I think you're looking more for comments on the approach and the
correctness of these patches, but from an initial read I'm still
putting it all together in my head. So this comment is on the coding
style.

The above loop seems to check the current reliability state, then
unwind a frame then check the reliability, and then break based of
something which couldn't have been updated by the line immediately
above.
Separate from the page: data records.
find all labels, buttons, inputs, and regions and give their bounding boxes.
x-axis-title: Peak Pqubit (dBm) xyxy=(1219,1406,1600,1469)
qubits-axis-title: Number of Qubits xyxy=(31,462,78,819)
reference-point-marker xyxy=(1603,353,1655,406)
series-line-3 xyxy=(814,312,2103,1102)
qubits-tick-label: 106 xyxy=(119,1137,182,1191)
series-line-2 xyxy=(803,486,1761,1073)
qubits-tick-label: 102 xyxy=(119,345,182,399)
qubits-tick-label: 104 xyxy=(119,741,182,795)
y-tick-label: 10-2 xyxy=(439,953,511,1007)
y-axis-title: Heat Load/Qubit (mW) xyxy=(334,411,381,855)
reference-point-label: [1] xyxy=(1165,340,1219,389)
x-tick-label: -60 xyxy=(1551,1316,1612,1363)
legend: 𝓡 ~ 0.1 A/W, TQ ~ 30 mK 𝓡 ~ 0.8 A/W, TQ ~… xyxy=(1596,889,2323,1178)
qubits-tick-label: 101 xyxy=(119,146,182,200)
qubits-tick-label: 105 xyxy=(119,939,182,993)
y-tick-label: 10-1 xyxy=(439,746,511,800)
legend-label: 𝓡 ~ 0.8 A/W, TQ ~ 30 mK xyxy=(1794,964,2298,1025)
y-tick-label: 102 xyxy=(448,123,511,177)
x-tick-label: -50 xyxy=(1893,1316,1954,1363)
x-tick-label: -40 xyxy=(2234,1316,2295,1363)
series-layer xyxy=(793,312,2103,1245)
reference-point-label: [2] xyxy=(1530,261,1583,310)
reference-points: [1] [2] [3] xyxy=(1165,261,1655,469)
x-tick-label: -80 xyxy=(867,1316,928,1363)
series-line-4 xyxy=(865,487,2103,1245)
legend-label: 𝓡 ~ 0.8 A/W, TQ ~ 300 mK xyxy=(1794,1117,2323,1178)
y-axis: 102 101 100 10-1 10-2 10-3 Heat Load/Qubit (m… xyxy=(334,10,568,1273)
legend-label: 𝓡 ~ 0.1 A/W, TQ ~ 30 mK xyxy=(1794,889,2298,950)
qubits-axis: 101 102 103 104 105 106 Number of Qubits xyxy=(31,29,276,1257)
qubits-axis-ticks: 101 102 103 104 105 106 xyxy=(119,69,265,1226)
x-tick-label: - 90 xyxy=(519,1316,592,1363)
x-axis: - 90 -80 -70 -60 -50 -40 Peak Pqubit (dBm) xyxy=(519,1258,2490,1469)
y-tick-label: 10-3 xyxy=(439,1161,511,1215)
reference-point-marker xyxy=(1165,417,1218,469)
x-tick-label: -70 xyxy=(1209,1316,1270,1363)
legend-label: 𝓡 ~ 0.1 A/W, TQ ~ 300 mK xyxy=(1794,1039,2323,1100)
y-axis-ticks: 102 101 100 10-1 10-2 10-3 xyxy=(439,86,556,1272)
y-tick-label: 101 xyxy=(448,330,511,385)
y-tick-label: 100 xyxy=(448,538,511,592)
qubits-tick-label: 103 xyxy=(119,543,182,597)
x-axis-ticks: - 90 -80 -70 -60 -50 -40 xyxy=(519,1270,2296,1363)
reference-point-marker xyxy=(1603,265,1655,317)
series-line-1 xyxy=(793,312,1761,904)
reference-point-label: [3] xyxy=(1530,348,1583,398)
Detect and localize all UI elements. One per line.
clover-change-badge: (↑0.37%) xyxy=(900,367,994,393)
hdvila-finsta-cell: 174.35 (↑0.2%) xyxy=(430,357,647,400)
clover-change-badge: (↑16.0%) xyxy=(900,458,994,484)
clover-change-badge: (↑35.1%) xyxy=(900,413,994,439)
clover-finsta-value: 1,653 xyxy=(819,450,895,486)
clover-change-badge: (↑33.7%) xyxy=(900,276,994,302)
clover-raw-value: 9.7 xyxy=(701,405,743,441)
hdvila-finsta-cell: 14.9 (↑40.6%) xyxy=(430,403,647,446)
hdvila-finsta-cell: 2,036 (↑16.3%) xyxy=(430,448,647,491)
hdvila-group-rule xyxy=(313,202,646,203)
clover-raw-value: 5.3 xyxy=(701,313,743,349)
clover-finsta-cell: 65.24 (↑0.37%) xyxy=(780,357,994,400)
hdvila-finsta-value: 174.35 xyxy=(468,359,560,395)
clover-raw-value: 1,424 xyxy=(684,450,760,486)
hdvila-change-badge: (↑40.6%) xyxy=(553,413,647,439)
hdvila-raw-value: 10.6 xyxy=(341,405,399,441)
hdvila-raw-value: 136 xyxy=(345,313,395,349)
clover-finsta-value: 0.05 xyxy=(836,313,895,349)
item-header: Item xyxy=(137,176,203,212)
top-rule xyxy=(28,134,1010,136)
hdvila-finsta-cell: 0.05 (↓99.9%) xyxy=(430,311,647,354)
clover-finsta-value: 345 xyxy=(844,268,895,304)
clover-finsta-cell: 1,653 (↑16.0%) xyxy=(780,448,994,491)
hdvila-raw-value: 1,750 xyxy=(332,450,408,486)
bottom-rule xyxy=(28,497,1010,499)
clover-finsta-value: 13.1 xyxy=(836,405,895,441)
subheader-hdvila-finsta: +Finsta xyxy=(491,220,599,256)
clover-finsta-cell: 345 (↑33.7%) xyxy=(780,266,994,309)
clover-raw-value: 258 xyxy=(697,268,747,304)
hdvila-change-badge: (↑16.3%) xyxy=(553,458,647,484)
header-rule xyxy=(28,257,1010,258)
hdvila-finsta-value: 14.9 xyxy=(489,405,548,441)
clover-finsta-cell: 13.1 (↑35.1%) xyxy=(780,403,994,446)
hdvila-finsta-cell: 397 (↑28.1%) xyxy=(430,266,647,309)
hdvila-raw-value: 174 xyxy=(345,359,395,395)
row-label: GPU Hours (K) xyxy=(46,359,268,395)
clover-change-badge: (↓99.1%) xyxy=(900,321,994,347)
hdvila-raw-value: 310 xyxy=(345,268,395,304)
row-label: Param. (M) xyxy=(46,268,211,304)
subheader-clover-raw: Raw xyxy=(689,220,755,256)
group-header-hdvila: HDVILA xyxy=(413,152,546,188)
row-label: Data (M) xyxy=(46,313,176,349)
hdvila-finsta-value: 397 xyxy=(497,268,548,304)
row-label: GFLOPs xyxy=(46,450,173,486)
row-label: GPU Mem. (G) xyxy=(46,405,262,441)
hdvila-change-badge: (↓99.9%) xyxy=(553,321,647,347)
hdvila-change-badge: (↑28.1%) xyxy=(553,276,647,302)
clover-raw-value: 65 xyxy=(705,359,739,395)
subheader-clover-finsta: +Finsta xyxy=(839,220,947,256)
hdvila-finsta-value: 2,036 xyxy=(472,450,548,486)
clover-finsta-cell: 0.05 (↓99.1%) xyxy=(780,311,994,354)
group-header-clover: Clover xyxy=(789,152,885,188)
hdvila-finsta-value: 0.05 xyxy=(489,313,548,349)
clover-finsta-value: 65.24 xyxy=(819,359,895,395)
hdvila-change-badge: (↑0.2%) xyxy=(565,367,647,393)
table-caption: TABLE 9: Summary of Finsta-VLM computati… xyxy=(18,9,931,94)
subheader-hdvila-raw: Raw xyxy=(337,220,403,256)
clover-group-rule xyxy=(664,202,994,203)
I propose something like:

unwind(...) {
ret = 0;

while (!ret) {
if (need_reliable) {
unwind_check_reliable(state);
if (!state->reliable)
return -EINVAL;
}
if (!consume_entry(cookie, state->pc))
return -EINVAL;
ret = unwind_next(state);
}

return ret;
}

This also removes the need for the call to unwind_check_reliable()
before the first unwind() below in arch_stack_walk_reliable().

- Suraj

> }
> NOKPROBE_SYMBOL(unwind);
>
> @@ -216,5 +337,37 @@ noinline notrace void
> arch_stack_walk(stack_trace_consume_fn consume_entry,
> unwind_init_from_task(&state, task);
> }
>
> - unwind(&state, consume_entry, cookie);
> + unwind(&state, false, consume_entry, cookie);
> +}
> +
> +noinline notrace int arch_stack_walk_reliable(
> + stack_trace_consume_fn consume_entry,
> + void *cookie, struct task_struct *task)
> +{
> + struct stack_info stacks[] = {
> + stackinfo_get_task(task),
> + STACKINFO_CPU(irq),
> +#if defined(CONFIG_VMAP_STACK)
> + STACKINFO_CPU(overflow),
> +#endif
> +#if defined(CONFIG_VMAP_STACK) && defined(CONFIG_ARM_SDE_INTERFACE)
> + STACKINFO_SDEI(normal),
> + STACKINFO_SDEI(critical),
> +#endif
> + };
> + struct unwind_state state = {
> + .stacks = stacks,
> + .nr_stacks = ARRAY_SIZE(stacks),
> + };
> + int ret;
> +
> + if (task == current)
> + unwind_init_from_caller(&state);
> + else
> + unwind_init_from_task(&state, task);
> + unwind_check_reliable(&state);
> +
> + ret = unwind(&state, true, consume_entry, cookie);
> +
> + return ret == -ENOENT ? 0 : -EINVAL;
> }